Bitcoin Wallet

What is a Crypto Wallet?

By May 23, 2018 No Comments

Cryptocurrencies, just like money, need to be securely stored. Cryptocurrencies are stored in Crypto wallets, similar to the way money is stored in a physical wallet. The coins are not stored in the crypto wallet. This wallet consists of digital codes of two types: Private and Public Key. The Public Key is visible to all and is used by people to send money. The Private Key is used only by the owner of the wallet to perform send transactions. Loss of private key will result in loss of control of over the wallet and this will result in loss of currency. It is therefore recommended to save your Private Key is two or more different places.
The Crypto wallet is a digital wallet that is used to send, receive and store cryptocurrencies securely. How do you choose your crypto wallet? Here are some basic functions that you should be on the lookout for when selecting a wallet:
Good Reputation: It is necessary to make sure that the wallet you are using has good reviews and reputation. The status of any wallet including the pro and cons can be known by checking out the features and feedbacks.
Software solutions: It is always recommended to avoid using certain software solutions that carry the malwares under the disguise of wallets. Wallets with such software solutions are always prone to be attacked and infiltrated. The best way to choose safe wallet is sticking to reputed providers.
Best Practices: Apart from the above considerations, the principle of sticking to the best practices helps in keeping the crypto wallets safe. It is a wise practice to keep a backup of your private keys using a storing device. It is also recommended to add an extra layer of security, for example, one can use Google authentication etc.
Classification of Wallets:
There are several types of wallets and choosing one depends on the requirement of the user and also on their purpose. Crypto wallets differ from the features point of view and can be selected on the basis of their pros and cons. It is essential to understand the difference between the cold wallets and hot wallets.
There are many different kinds of wallets and selecting one is dependant on the requirement that the user has.
The two types of wallets that we will discuss here are Hot Wallets and Cold Wallets.
Hot wallets: Hot wallets are like the cash in your pocket and it is accessible through a web portal or mobile app. It is called Hot because of its ability of greater accessibility and activity. It facilitates an environment where easily the activities like trading and other transaction can be performed. But this feature also poses threat since it makes it more vulnerable to attacks.
Cold wallets: Cold wallets are analogous to the saving accounts that are more secure and harder to access. It is less prone to attacks as compared to the hot wallets because it is held offline. It is best suited to the cryptocurrency that is not meant to be used frequently but meant for long-term holding.

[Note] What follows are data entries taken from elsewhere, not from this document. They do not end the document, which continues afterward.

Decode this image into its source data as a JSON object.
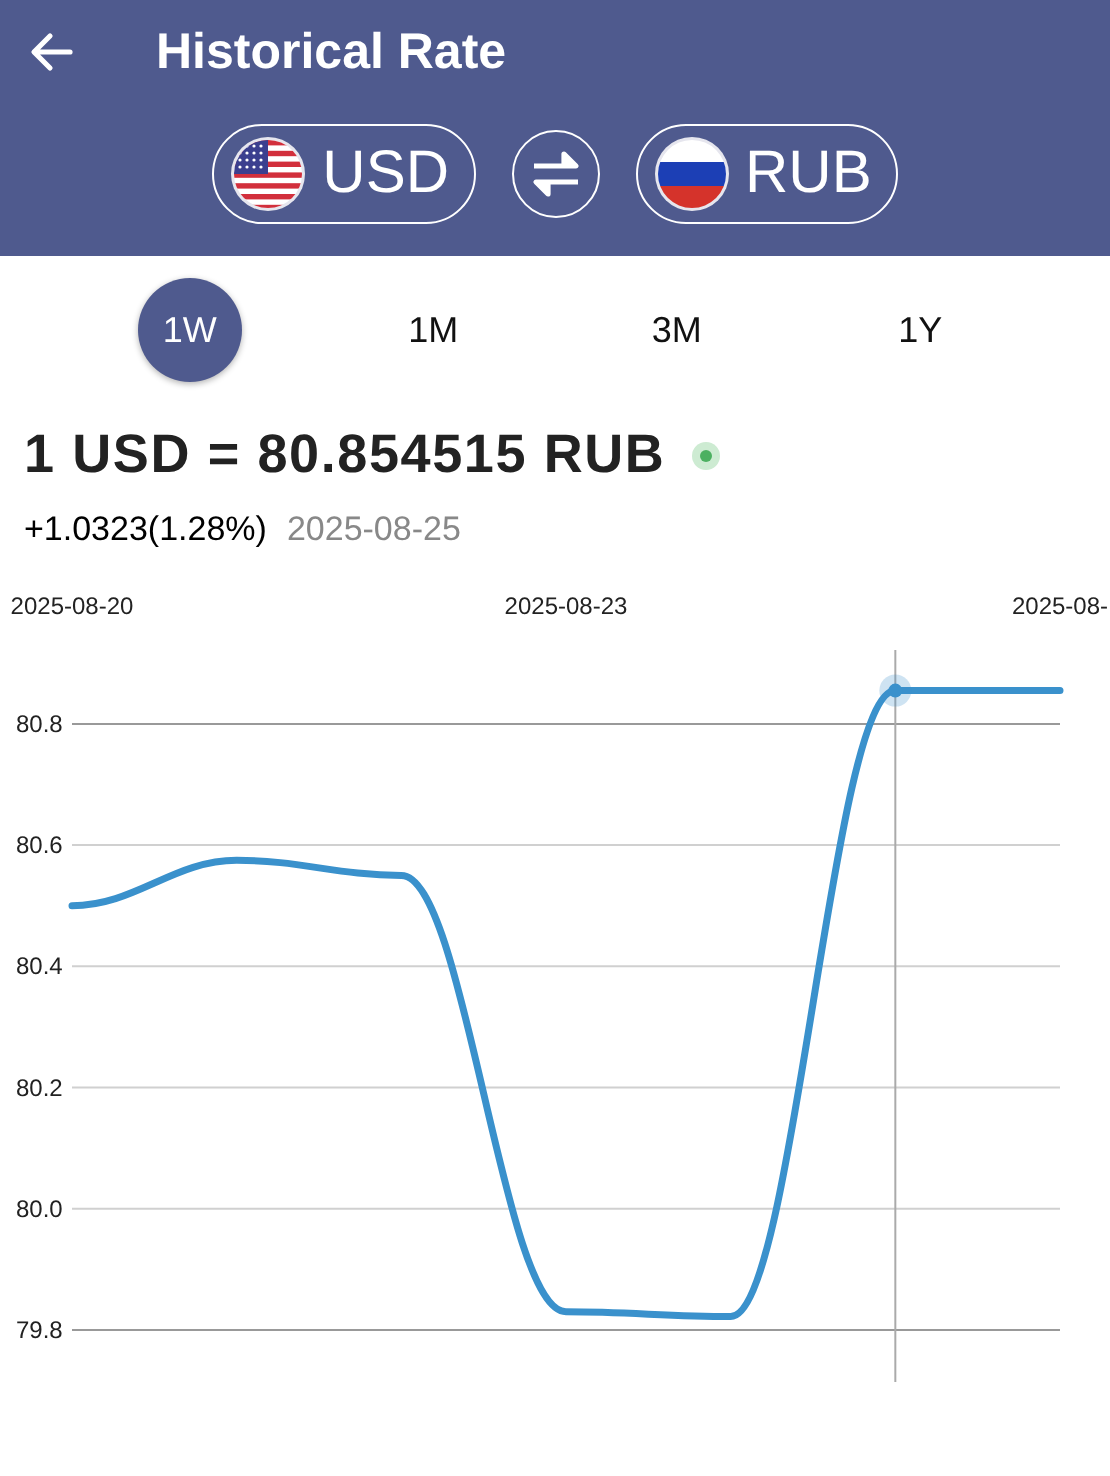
{
  "header": {
    "title": "Historical Rate",
    "base": {
      "code": "USD"
    },
    "quote": {
      "code": "RUB"
    }
  },
  "periods": [
    {
      "label": "1W",
      "selected": true
    },
    {
      "label": "1M",
      "selected": false
    },
    {
      "label": "3M",
      "selected": false
    },
    {
      "label": "1Y",
      "selected": false
    }
  ],
  "rate": {
    "text": "1 USD = 80.854515 RUB",
    "live": true
  },
  "change": {
    "text": "+1.0323(1.28%)",
    "date": "2025-08-25"
  },
  "chart_data": {
    "type": "line",
    "categories": [
      "2025-08-20",
      null,
      null,
      "2025-08-23",
      null,
      null,
      "2025-08-"
    ],
    "series": [
      {
        "color": "#3a91cc",
        "values": [
          80.5,
          80.575,
          80.55,
          79.83,
          79.822,
          80.855,
          80.855
        ]
      }
    ],
    "yticks": [
      79.8,
      {
        "value": 80,
        "label": "80.0"
      },
      80.2,
      80.4,
      80.6,
      80.8
    ],
    "ylim": [
      79.714,
      80.922
    ],
    "grid": true
  }
}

Although the accessibility in terms of performing transactions is limited but it also reduces the chances of loss of your fund.
Apart from what we have discussed above, there are different kinds of wallets that have been categorised and discussed below.
1. Hardware wallets:
A Hardware wallet is considered to be the safest kind of wallet used to store cryptocurrencies. Accessing it is easy but relatively less friendly than a web or desktop wallet. It exists in the form of a portable device like the USB drive. It acts as a wallet that can store various cryptocurrencies and as it is offline, it is also considered a cold wallet. Trezor, KeepKey and Bitbox are some examples.
2. Software wallets:
These are considered as ‘Hot’ wallets because software wallets are frequently used with the internet. These can be stored on different devices and thus provide easy access to coins. Software wallets are of the following different types:
Desktop wallets: One of the most secure options available to store cryptocurrency. It is accessible through the software installed in the devices and the private key is stored locally. Desktop wallets can be used with the system or other devices connected to the internet and it can also act as a cold storage device if used without internet.

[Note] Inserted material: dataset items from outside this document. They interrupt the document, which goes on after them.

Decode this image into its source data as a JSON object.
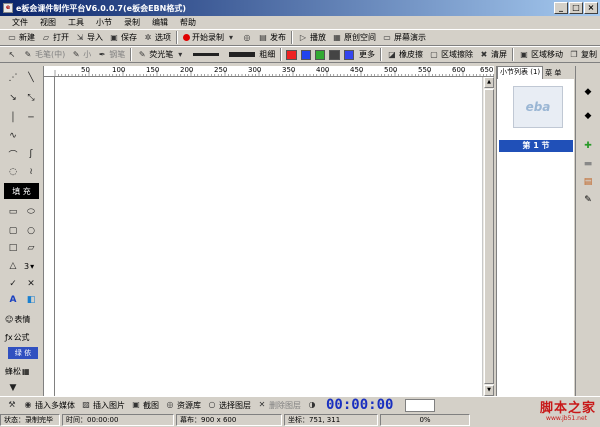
{
  "window": {
    "title": "e板会课件制作平台V6.0.0.7(e板会EBN格式)",
    "min": "_",
    "max": "□",
    "close": "×"
  },
  "menu": [
    "文件",
    "视图",
    "工具",
    "小节",
    "录制",
    "编辑",
    "帮助"
  ],
  "toolbar1": {
    "new": "新建",
    "open": "打开",
    "import": "导入",
    "save": "保存",
    "options": "选项",
    "start_record": "开始录制",
    "publish": "发布",
    "play": "播放",
    "original_space": "原创空间",
    "screen_demo": "屏幕演示"
  },
  "toolbar2": {
    "brush_mid": "毛笔(中)",
    "small": "小",
    "pen": "钢笔",
    "fluorescent": "荧光笔",
    "bold": "粗细",
    "more": "更多",
    "eraser": "橡皮擦",
    "area_erase": "区域擦除",
    "clear": "清屏",
    "area_move": "区域移动",
    "copy": "复制",
    "colors": [
      "#ee2222",
      "#2244ee",
      "#33aa33",
      "#444444",
      "#3344ee"
    ]
  },
  "leftpanel": {
    "fill": "填 充",
    "num": "3",
    "emoji": "表情",
    "formula": "公式",
    "blue": "绿 依",
    "cell": "蜂松"
  },
  "ruler_labels": [
    "50",
    "100",
    "150",
    "200",
    "250",
    "300",
    "350",
    "400",
    "450",
    "500",
    "550",
    "600",
    "650"
  ],
  "side": {
    "tab1": "小节列表 (1)",
    "tab2": "菜 单",
    "thumb_text": "eba",
    "section_label": "第 1 节"
  },
  "bottom": {
    "insert_media": "插入多媒体",
    "insert_image": "插入图片",
    "screenshot": "截图",
    "resources": "资源库",
    "select_layer": "选择图层",
    "delete_layer": "删除图层",
    "timer": "00:00:00"
  },
  "status": {
    "state": "状态：录制完毕",
    "time": "时间：00:00:00",
    "canvas": "幕布：900 x 600",
    "coords": "坐标：751, 311",
    "percent": "0%"
  },
  "watermark": {
    "main": "脚本之家",
    "url": "www.jb51.net"
  }
}
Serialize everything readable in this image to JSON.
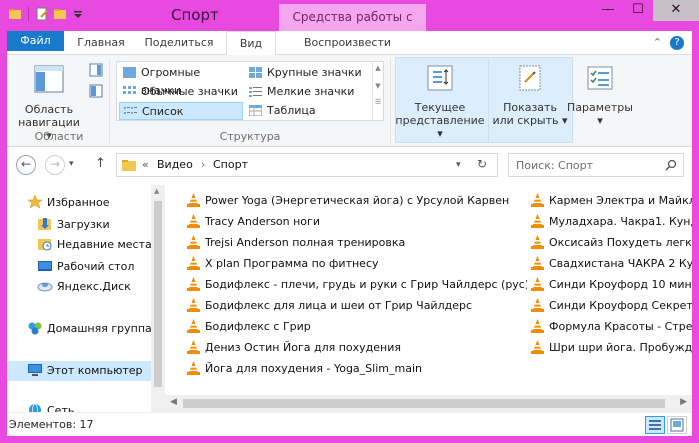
{
  "title": "Спорт",
  "context_tab_title": "Средства работы с видео",
  "window_buttons": {
    "minimize": "—",
    "maximize": "☐",
    "close": "✕"
  },
  "tabs": [
    "Файл",
    "Главная",
    "Поделиться",
    "Вид",
    "Воспроизвести"
  ],
  "ribbon": {
    "nav_area": {
      "label": "Область навигации",
      "line1": "Область",
      "line2": "навигации"
    },
    "group_panes": "Области",
    "layout_options": [
      {
        "label": "Огромные значки"
      },
      {
        "label": "Крупные значки"
      },
      {
        "label": "Обычные значки"
      },
      {
        "label": "Мелкие значки"
      },
      {
        "label": "Список"
      },
      {
        "label": "Таблица"
      }
    ],
    "group_layout": "Структура",
    "current_view": {
      "line1": "Текущее",
      "line2": "представление"
    },
    "show_hide": {
      "line1": "Показать",
      "line2": "или скрыть"
    },
    "options": "Параметры"
  },
  "address": {
    "chevrons": "«",
    "crumbs": [
      "Видео",
      "Спорт"
    ],
    "search_placeholder": "Поиск: Спорт"
  },
  "nav_pane": [
    {
      "label": "Избранное",
      "icon": "star-icon"
    },
    {
      "label": "Загрузки",
      "icon": "downloads-icon"
    },
    {
      "label": "Недавние места",
      "icon": "recent-places-icon"
    },
    {
      "label": "Рабочий стол",
      "icon": "desktop-icon"
    },
    {
      "label": "Яндекс.Диск",
      "icon": "yandex-disk-icon"
    },
    {
      "label": "Домашняя группа",
      "icon": "homegroup-icon"
    },
    {
      "label": "Этот компьютер",
      "icon": "computer-icon"
    },
    {
      "label": "Сеть",
      "icon": "network-icon"
    }
  ],
  "files_col1": [
    "Power Yoga (Энергетическая йога) с Урсулой Карвен",
    "Tracy Anderson ноги",
    "Trejsi Anderson полная тренировка",
    "X plan Программа по фитнесу",
    "Бодифлекс - плечи, грудь и руки с Грир Чайлдерс (рус)",
    "Бодифлекс для лица и шеи от Грир Чайлдерс",
    "Бодифлекс с Грир",
    "Дениз Остин Йога для похудения",
    "Йога для похудения - Yoga_Slim_main"
  ],
  "files_col2": [
    "Кармен Электра и Майкл",
    "Муладхара. Чакра1. Кунда",
    "Оксисайз Похудеть легко!",
    "Свадхистана ЧАКРА 2 Кун",
    "Синди Кроуфорд 10 минут",
    "Синди Кроуфорд Секрет и",
    "Формула Красоты - Стрет",
    "Шри шри йога. Пробужде"
  ],
  "status": {
    "items_count": "Элементов: 17"
  },
  "colors": {
    "accent": "#1979ca",
    "frame": "#e84ae0",
    "selection": "#cce8ff"
  }
}
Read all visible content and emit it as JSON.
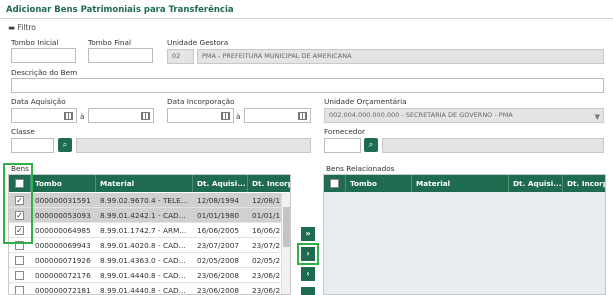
{
  "page": {
    "title": "Adicionar Bens Patrimoniais para Transferência",
    "filter_label": "Filtro"
  },
  "filters": {
    "tombo_inicial_label": "Tombo Inicial",
    "tombo_final_label": "Tombo Final",
    "unidade_gestora_label": "Unidade Gestora",
    "unidade_gestora_code": "02",
    "unidade_gestora_name": "PMA - PREFEITURA MUNICIPAL DE AMERICANA",
    "descricao_label": "Descrição do Bem",
    "data_aquisicao_label": "Data Aquisição",
    "data_incorporacao_label": "Data Incorporação",
    "range_sep": "à",
    "unidade_orcamentaria_label": "Unidade Orçamentária",
    "unidade_orcamentaria_value": "002.004.000.000.000 - SECRETARIA DE GOVERNO - PMA",
    "classe_label": "Classe",
    "fornecedor_label": "Fornecedor"
  },
  "bens": {
    "label": "Bens",
    "columns": [
      "Tombo",
      "Material",
      "Dt. Aquisi...",
      "Dt. Incorp."
    ],
    "rows": [
      {
        "tombo": "000000031591",
        "material": "8.99.02.9670.4 - TELE...",
        "dt_aquisicao": "12/08/1994",
        "dt_incorp": "12/08/1",
        "checked": true,
        "selected": true
      },
      {
        "tombo": "000000053093",
        "material": "8.99.01.4242.1 - CAD...",
        "dt_aquisicao": "01/01/1980",
        "dt_incorp": "01/01/1",
        "checked": true,
        "selected": true
      },
      {
        "tombo": "000000064985",
        "material": "8.99.01.1742.7 - ARM...",
        "dt_aquisicao": "16/06/2005",
        "dt_incorp": "16/06/2",
        "checked": true,
        "selected": false
      },
      {
        "tombo": "000000069943",
        "material": "8.99.01.4020.8 - CAD...",
        "dt_aquisicao": "23/07/2007",
        "dt_incorp": "23/07/2",
        "checked": false,
        "selected": false
      },
      {
        "tombo": "000000071926",
        "material": "8.99.01.4363.0 - CAD...",
        "dt_aquisicao": "02/05/2008",
        "dt_incorp": "02/05/2",
        "checked": false,
        "selected": false
      },
      {
        "tombo": "000000072176",
        "material": "8.99.01.4440.8 - CAD...",
        "dt_aquisicao": "23/06/2008",
        "dt_incorp": "23/06/2",
        "checked": false,
        "selected": false
      },
      {
        "tombo": "000000072181",
        "material": "8.99.01.4440.8 - CAD...",
        "dt_aquisicao": "23/06/2008",
        "dt_incorp": "23/06/2",
        "checked": false,
        "selected": false
      }
    ]
  },
  "relacionados": {
    "label": "Bens Relacionados",
    "columns": [
      "Tombo",
      "Material",
      "Dt. Aquisi...",
      "Dt. Incorp."
    ]
  },
  "move_buttons": {
    "move_all": "»",
    "move_one": "›",
    "remove_one": "‹"
  }
}
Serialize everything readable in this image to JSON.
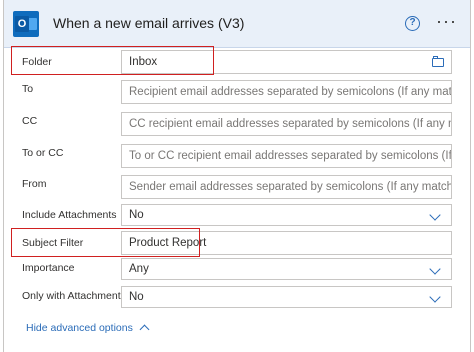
{
  "header": {
    "title": "When a new email arrives (V3)",
    "app_icon_letter": "O",
    "help_glyph": "?",
    "more_glyph": "···"
  },
  "fields": {
    "folder": {
      "label": "Folder",
      "value": "Inbox"
    },
    "to": {
      "label": "To",
      "placeholder": "Recipient email addresses separated by semicolons (If any match, the"
    },
    "cc": {
      "label": "CC",
      "placeholder": "CC recipient email addresses separated by semicolons (If any match,"
    },
    "to_or_cc": {
      "label": "To or CC",
      "placeholder": "To or CC recipient email addresses separated by semicolons (If any m"
    },
    "from": {
      "label": "From",
      "placeholder": "Sender email addresses separated by semicolons (If any match, the tr"
    },
    "include_attachments": {
      "label": "Include Attachments",
      "value": "No"
    },
    "subject_filter": {
      "label": "Subject Filter",
      "value": "Product Report"
    },
    "importance": {
      "label": "Importance",
      "value": "Any"
    },
    "only_with_attachments": {
      "label": "Only with Attachments",
      "value": "No"
    }
  },
  "advanced_link": {
    "label": "Hide advanced options"
  },
  "colors": {
    "accent": "#2b6cb8",
    "highlight": "#d02020",
    "header_bg": "#e9f0f9"
  }
}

Mobile wallets: Wallet accessible through cell phones are very convenient to use and come with decent security features. A mobile app can be easily downloaded and quick transactions can be performed using features like QR codes.
Online web wallets: Online wallets require internet connectivity for operation and can only be used online. These are also referred to as “cloud wallets” as several third-party wallets allow their software to be used through the cloud. Here the major issue is that the private key is generally stored on a centralised server.
Multi-Signature Wallets: Multi-signature wallets make use of multiple keys to operate. It reduces the chances of attacks as it is very difficult to get access to more than one private key. Another advantage is during the loss of a private key, the alternative key may help in getting the backup. The main motive behind deploying multiple keys are:
Adding an extra layer of security to the wallet and preventing the possible attacks from hackers.
Creating a wallet that can be used by one or more user.
Paper wallets:
Paper wallets provide a way to keep cryptocurrencies in the hard copy format. These can be termed as the true cold storage wallets for cryptocurrencies. The process of using these wallets involves printing out the public and private keys (in the form of QR codes to be scanned for performing the future transactions) or the generated paper wallet and then, storing it safely. Here there is no scope for any form of online attack or malware.